The U.S. dollar and Treasurys, which proved to be safe havens during the global financial crisis, can no longer be viewed as such because of the on-going debt impasse, renowned investor Mark Mobius told CNBC on Friday.
Instead, Mobius, who oversees about $50 billion as executive chairman at Templeton Emerging Markets Group said emerging markets were now a much safer bet.
“The debt crisis in the U.S. and Western Europe puts emerging markets in a very strong position because their debt to GDP ratios are much lower than the developed countries and their foreign reserves are greater than the developed countries,” Mobius said.
Mobius believes a shift is under way towards emerging market stocks and said that he was bullish on commodities and gold [XAU= 1626.59 3.10 (+0.19%) ] .

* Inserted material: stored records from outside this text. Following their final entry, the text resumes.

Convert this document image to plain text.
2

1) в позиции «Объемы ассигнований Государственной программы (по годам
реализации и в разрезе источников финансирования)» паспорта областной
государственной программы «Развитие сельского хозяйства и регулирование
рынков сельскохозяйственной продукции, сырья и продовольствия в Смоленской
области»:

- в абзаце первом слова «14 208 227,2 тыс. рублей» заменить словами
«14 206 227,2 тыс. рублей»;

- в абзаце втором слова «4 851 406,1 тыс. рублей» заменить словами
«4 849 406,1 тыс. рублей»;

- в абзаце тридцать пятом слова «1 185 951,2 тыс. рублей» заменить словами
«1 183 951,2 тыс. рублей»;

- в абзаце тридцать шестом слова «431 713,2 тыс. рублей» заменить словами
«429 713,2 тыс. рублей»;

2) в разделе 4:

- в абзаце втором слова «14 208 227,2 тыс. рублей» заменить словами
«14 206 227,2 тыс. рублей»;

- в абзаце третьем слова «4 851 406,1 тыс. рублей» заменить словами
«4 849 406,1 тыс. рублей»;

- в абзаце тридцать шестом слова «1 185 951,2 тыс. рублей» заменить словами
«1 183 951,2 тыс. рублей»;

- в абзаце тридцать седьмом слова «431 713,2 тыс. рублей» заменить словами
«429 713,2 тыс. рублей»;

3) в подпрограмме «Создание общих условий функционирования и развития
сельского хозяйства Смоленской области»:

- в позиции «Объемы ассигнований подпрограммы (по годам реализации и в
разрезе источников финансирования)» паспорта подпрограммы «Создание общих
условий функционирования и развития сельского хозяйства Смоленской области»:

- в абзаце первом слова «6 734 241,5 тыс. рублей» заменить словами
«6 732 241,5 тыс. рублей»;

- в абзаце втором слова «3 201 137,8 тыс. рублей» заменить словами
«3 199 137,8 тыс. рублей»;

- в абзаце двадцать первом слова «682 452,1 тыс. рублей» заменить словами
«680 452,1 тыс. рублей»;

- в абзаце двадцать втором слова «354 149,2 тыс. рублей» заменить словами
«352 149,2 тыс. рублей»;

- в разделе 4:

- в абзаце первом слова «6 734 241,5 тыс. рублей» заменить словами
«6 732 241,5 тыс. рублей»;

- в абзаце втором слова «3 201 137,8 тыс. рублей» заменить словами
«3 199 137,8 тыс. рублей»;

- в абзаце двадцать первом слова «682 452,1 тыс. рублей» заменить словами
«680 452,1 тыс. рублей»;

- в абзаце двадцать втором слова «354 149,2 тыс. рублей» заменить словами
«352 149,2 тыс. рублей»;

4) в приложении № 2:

“Commodities are a very big part of our portfolio because we believe in dollar terms that commodity prices will continue to trend upwards,” Mobius said.
Despite the debt crisis and a pullback in purchasing managers indexes in the U.S., India and China, Mobius said investors shouldn’t be worried about another global recession.
“The consumer is alive and well and kicking both in the U.S. and in emerging markets, so I’m not too frightened. The consumer has lots of cash to spend and they want to spend, because they don’t want to hold currencies,” Mobius said.
Within emerging markets, Templeton has been focusing on equities in China, India and Russia, where benchmark indexes had so far lagged behind the broader group.
“If you’re talking about slower growth in China and India, for example, you’ve gone from 9 to 8 to 7 percent, even 7 is tremendous growth,” he added.
Mobius admitted that some emerging market stocks had gotten expensive, but he said he was most bullish on the retail sector, where he expected to see some consolidation, and on packaging companies, which were further upstream.
He added that Templeton was continuing to make a big push into frontier markets, in which the firm now has about $1 billion invested.
“We’re big in Nigeria, we are big in Vietnam, we’re big in Ukraine and many of these frontier markets are doing quite well and the good news, of course, is that they’re still quite cheap,” he said.
Mobius accepted that some frontier markets suffered from low levels of liquidity, but he said Templeton hasn’t had any major problems because the markets were very different, and so, extremely uncorrelated.